Paris : Passage de la Sorcière, son rocher, ses légendes montmartroises et la polémique autour de la privatisation - XVIIIème



Bordé de belles résidences privées et d’un terrain fleuri occupé par les boulistes du quartier, le passage M18 dit passage de la Sorcière sinue parmi les arbres, pittoresque chemin pavé de frais, caché derrière une grille depuis le 23 avenue Junot jusqu’à un petit escalier typiquement montmartrois duquel il caracole jusqu’au 65 rue Lepic. Les deux entrées sont préservées par des digicodes à la suite d’une polémique autour de la sécurité de cette voie privée aujourd’hui fermée au public. Derniers vestiges du Maquis de Montmartre prisé des artistes, écrin de végétation luxuriante, ces allures de belle endormie d’un autre temps, donnent à l’imagination l’occasion de vagabonder. Nombreuses sont les légendes, fantasques les contes et merveilleux les mythes qui entourent le passage de la Sorcière, bien loin des querelles de voisinage au sujet la privatisation de la voie.





 

 





Masse sombre piquetée de fleurs et d’herbes folles, un imposant bloc de pierre raviné par les intempéries et l’usure du temps obstrue le passage en son milieu. Les rumeurs les plus folles entourent cette opaque énigme minérale. Le rocher de la sorcière est aujourd’hui considéré comme le vestige d’une fontaine désaffectée. Des travaux de géologues ont déterminé que ce roc proviendrait de la Marne près de Reims. Le rocher ne serait pas originaire de la région parisienne renforçant la théorie d’une fontaine délabrée créée par la main de l’homme. Une hypothèse plus farfelue suggère qu’il s’agirait d’une météorite. Cependant rien ne vient la confirmer. 

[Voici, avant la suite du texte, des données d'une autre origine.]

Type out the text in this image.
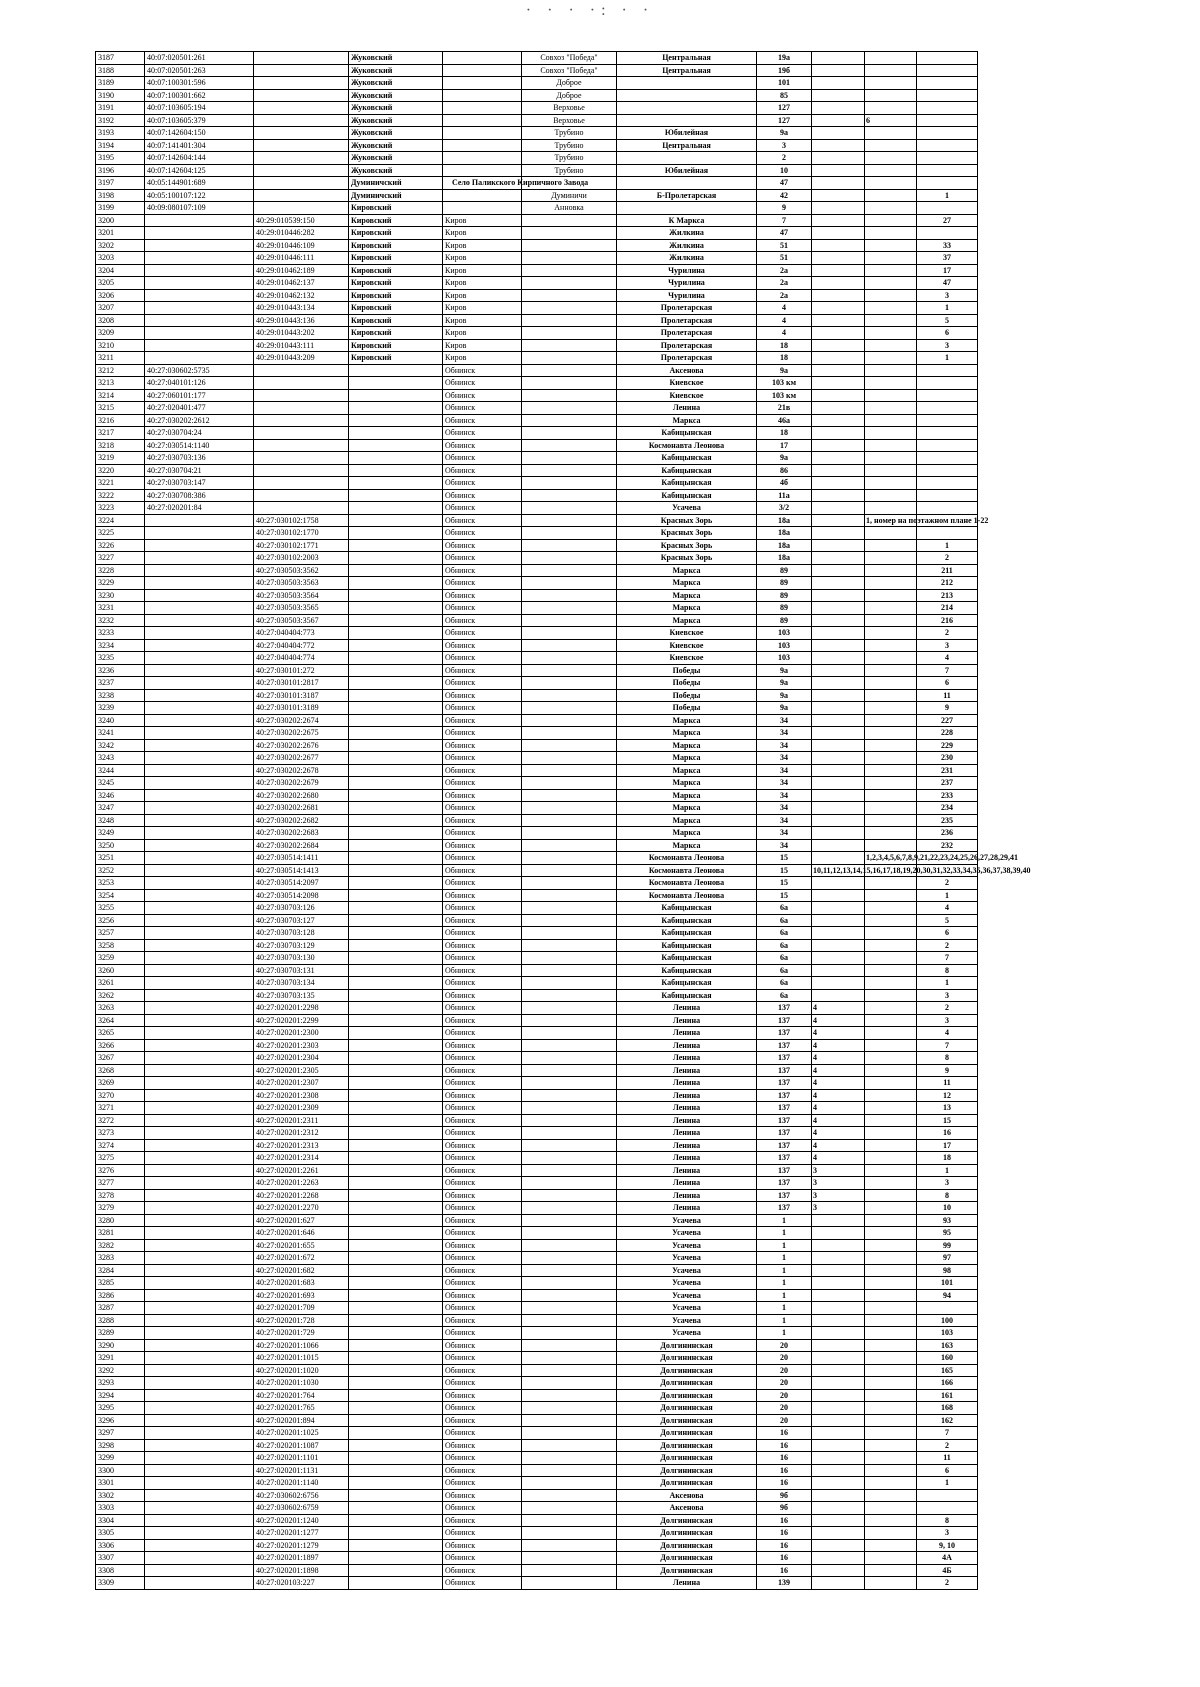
· · · ·: · ·
3187	40:07:020501:261		Жуковский		Совхоз "Победа"	Центральная	19а	

3188	40:07:020501:263		Жуковский		Совхоз "Победа"	Центральная	19б	

3189	40:07:100301:596		Жуковский		Доброе		101	

3190	40:07:100301:662		Жуковский		Доброе		85	

3191	40:07:103605:194		Жуковский		Верховье		127	

3192	40:07:103605:379		Жуковский		Верховье		127		6	

3193	40:07:142604:150		Жуковский		Трубино	Юбилейная	9а	

3194	40:07:141401:304		Жуковский		Трубино	Центральная	3	

3195	40:07:142604:144		Жуковский		Трубино		2	

3196	40:07:142604:125		Жуковский		Трубино	Юбилейная	10	

3197	40:05:144901:689		Думиничский		Село Паликского Кирпичного Завода		47	

3198	40:05:100107:122		Думиничский		Думиничи	Б-Пролетарская	42			1
3199	40:09:080107:109		Кировский		Анновка		9	

3200		40:29:010539:150	Кировский	Киров		К Маркса	7			27
3201		40:29:010446:282	Кировский	Киров		Жилкина	47	

3202		40:29:010446:109	Кировский	Киров		Жилкина	51			33
3203		40:29:010446:111	Кировский	Киров		Жилкина	51			37
3204		40:29:010462:189	Кировский	Киров		Чурилина	2а			17
3205		40:29:010462:137	Кировский	Киров		Чурилина	2а			47
3206		40:29:010462:132	Кировский	Киров		Чурилина	2а			3
3207		40:29:010443:134	Кировский	Киров		Пролетарская	4			1
3208		40:29:010443:136	Кировский	Киров		Пролетарская	4			5
3209		40:29:010443:202	Кировский	Киров		Пролетарская	4			6
3210		40:29:010443:111	Кировский	Киров		Пролетарская	18			3
3211		40:29:010443:209	Кировский	Киров		Пролетарская	18			1
3212	40:27:030602:5735			Обнинск		Аксенова	9а	

3213	40:27:040101:126			Обнинск		Киевское	103 км	

3214	40:27:060101:177			Обнинск		Киевское	103 км	

3215	40:27:020401:477			Обнинск		Ленина	21в	

3216	40:27:030202:2612			Обнинск		Маркса	46а	

3217	40:27:030704:24			Обнинск		Кабицынская	18	

3218	40:27:030514:1140			Обнинск		Космонавта Леонова	17	

3219	40:27:030703:136			Обнинск		Кабицынская	9а	

3220	40:27:030704:21			Обнинск		Кабицынская	86	

3221	40:27:030703:147			Обнинск		Кабицынская	4б	

3222	40:27:030708:386			Обнинск		Кабицынская	11а	

3223	40:27:020201:84			Обнинск		Усачева	3/2	

3224		40:27:030102:1758		Обнинск		Красных Зорь	18а		1, номер на поэтажном плане 1-22	

3225		40:27:030102:1770		Обнинск		Красных Зорь	18а	

3226		40:27:030102:1771		Обнинск		Красных Зорь	18а			1
3227		40:27:030102:2003		Обнинск		Красных Зорь	18а			2
3228		40:27:030503:3562		Обнинск		Маркса	89			211
3229		40:27:030503:3563		Обнинск		Маркса	89			212
3230		40:27:030503:3564		Обнинск		Маркса	89			213
3231		40:27:030503:3565		Обнинск		Маркса	89			214
3232		40:27:030503:3567		Обнинск		Маркса	89			216
3233		40:27:040404:773		Обнинск		Киевское	103			2
3234		40:27:040404:772		Обнинск		Киевское	103			3
3235		40:27:040404:774		Обнинск		Киевское	103			4
3236		40:27:030101:272		Обнинск		Победы	9а			7
3237		40:27:030101:2817		Обнинск		Победы	9а			6
3238		40:27:030101:3187		Обнинск		Победы	9а			11
3239		40:27:030101:3189		Обнинск		Победы	9а			9
3240		40:27:030202:2674		Обнинск		Маркса	34			227
3241		40:27:030202:2675		Обнинск		Маркса	34			228
3242		40:27:030202:2676		Обнинск		Маркса	34			229
3243		40:27:030202:2677		Обнинск		Маркса	34			230
3244		40:27:030202:2678		Обнинск		Маркса	34			231
3245		40:27:030202:2679		Обнинск		Маркса	34			237
3246		40:27:030202:2680		Обнинск		Маркса	34			233
3247		40:27:030202:2681		Обнинск		Маркса	34			234
3248		40:27:030202:2682		Обнинск		Маркса	34			235
3249		40:27:030202:2683		Обнинск		Маркса	34			236
3250		40:27:030202:2684		Обнинск		Маркса	34			232
3251		40:27:030514:1411		Обнинск		Космонавта Леонова	15		1,2,3,4,5,6,7,8,9,21,22,23,24,25,26,27,28,29,41	

3252		40:27:030514:1413		Обнинск		Космонавта Леонова	15	10,11,12,13,14,15,16,17,18,19,20,30,31,32,33,34,35,36,37,38,39,40		

3253		40:27:030514:2097		Обнинск		Космонавта Леонова	15			2
3254		40:27:030514:2098		Обнинск		Космонавта Леонова	15			1
3255		40:27:030703:126		Обнинск		Кабицынская	6а			4
3256		40:27:030703:127		Обнинск		Кабицынская	6а			5
3257		40:27:030703:128		Обнинск		Кабицынская	6а			6
3258		40:27:030703:129		Обнинск		Кабицынская	6а			2
3259		40:27:030703:130		Обнинск		Кабицынская	6а			7
3260		40:27:030703:131		Обнинск		Кабицынская	6а			8
3261		40:27:030703:134		Обнинск		Кабицынская	6а			1
3262		40:27:030703:135		Обнинск		Кабицынская	6а			3
3263		40:27:020201:2298		Обнинск		Ленина	137	4		2
3264		40:27:020201:2299		Обнинск		Ленина	137	4		3
3265		40:27:020201:2300		Обнинск		Ленина	137	4		4
3266		40:27:020201:2303		Обнинск		Ленина	137	4		7
3267		40:27:020201:2304		Обнинск		Ленина	137	4		8
3268		40:27:020201:2305		Обнинск		Ленина	137	4		9
3269		40:27:020201:2307		Обнинск		Ленина	137	4		11
3270		40:27:020201:2308		Обнинск		Ленина	137	4		12
3271		40:27:020201:2309		Обнинск		Ленина	137	4		13
3272		40:27:020201:2311		Обнинск		Ленина	137	4		15
3273		40:27:020201:2312		Обнинск		Ленина	137	4		16
3274		40:27:020201:2313		Обнинск		Ленина	137	4		17
3275		40:27:020201:2314		Обнинск		Ленина	137	4		18
3276		40:27:020201:2261		Обнинск		Ленина	137	3		1
3277		40:27:020201:2263		Обнинск		Ленина	137	3		3
3278		40:27:020201:2268		Обнинск		Ленина	137	3		8
3279		40:27:020201:2270		Обнинск		Ленина	137	3		10
3280		40:27:020201:627		Обнинск		Усачева	1			93
3281		40:27:020201:646		Обнинск		Усачева	1			95
3282		40:27:020201:655		Обнинск		Усачева	1			99
3283		40:27:020201:672		Обнинск		Усачева	1			97
3284		40:27:020201:682		Обнинск		Усачева	1			98
3285		40:27:020201:683		Обнинск		Усачева	1			101
3286		40:27:020201:693		Обнинск		Усачева	1			94
3287		40:27:020201:709		Обнинск		Усачева	1	

3288		40:27:020201:728		Обнинск		Усачева	1			100
3289		40:27:020201:729		Обнинск		Усачева	1			103
3290		40:27:020201:1066		Обнинск		Долгининская	20			163
3291		40:27:020201:1015		Обнинск		Долгининская	20			160
3292		40:27:020201:1020		Обнинск		Долгининская	20			165
3293		40:27:020201:1030		Обнинск		Долгининская	20			166
3294		40:27:020201:764		Обнинск		Долгининская	20			161
3295		40:27:020201:765		Обнинск		Долгининская	20			168
3296		40:27:020201:894		Обнинск		Долгининская	20			162
3297		40:27:020201:1025		Обнинск		Долгининская	16			7
3298		40:27:020201:1087		Обнинск		Долгининская	16			2
3299		40:27:020201:1101		Обнинск		Долгининская	16			11
3300		40:27:020201:1131		Обнинск		Долгининская	16			6
3301		40:27:020201:1140		Обнинск		Долгининская	16			1
3302		40:27:030602:6756		Обнинск		Аксенова	9б	

3303		40:27:030602:6759		Обнинск		Аксенова	9б	

3304		40:27:020201:1240		Обнинск		Долгининская	16			8
3305		40:27:020201:1277		Обнинск		Долгининская	16			3
3306		40:27:020201:1279		Обнинск		Долгининская	16			9, 10
3307		40:27:020201:1897		Обнинск		Долгининская	16			4А
3308		40:27:020201:1898		Обнинск		Долгининская	16			4Б
3309		40:27:020103:227		Обнинск		Ленина	139			2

Du passé artistique du passage, il ne reste plus grand-chose. Jusqu’en 1982, s’y trouvait la cabane des clowns Georges Footit et Chocolat démolie pour cause d’insalubrité. Entre 1890 et 1905, ils se produisent au Nouveau Cirque de Josep Oller au 251 rue Saint Honoré, interprétant des numéros comiques en duo très prisés des Parisiens, puis aux Folies Bergères jusqu’en 1910. Henri de Toulouse Lautrec fait d’eux de nombreux dessins et croquis dont le plus célèbre est une caricature qui date de 1886 et représente Chocolat dansant dans un bar.

Le destin de Rafaël Padilla dit Chocolat est assez tragique. Orphelin cubain descendant d’esclave, il est vendu à l’âge de 8 ou 10 ans à un marchand portugais. Adolescent, il s’enfuit puis est découvert à Bilbao en Espagne par le célèbre clown blanc Tony Grice qui l’emploie comme domestique. Impressionné par ses talents de danseur, celui-ci lui apprend le métier d’artiste. A Paris, le succès est au rendez-vous pour le duo que Chocolat forme avec Footit. Mais lorsqu’ils se séparent en 1910, leur carrière en solo peine à décoller. Chocolat termine sa vie dans la troupe du Cirque Rancy de Bordeaux. Rafaël Padilla s’éteint dans la misère, rongé par l’alcoolisme, en 1917 à l’âge de quarante-neuf ans.





 

 

 




Le 22 juin 2009 marque la fermeture au public de cette voie utilisée par les Montmartrois et prisée des touristes. Le passage, lieu insolite et unique, est alors au cœur d’une polémique. Il s’y joue des micro-drames de voisinage et les revendications fusent auprès du Conseil d’arrondissement. Réfection du passage, dangerosité de l’escalier délabré, dégradations vandales, sécurité du passage qui tranquille la journée, attire, la nuit tombée, une faune fort peu recommandable se livrant à la drogue et des agressions, le financement des travaux pose problème. Durant quatre ans, les demandes d’aides et subventions aux services municipaux pour sécuriser le passage et notamment rénover l’escalier ne sont pas entendues. 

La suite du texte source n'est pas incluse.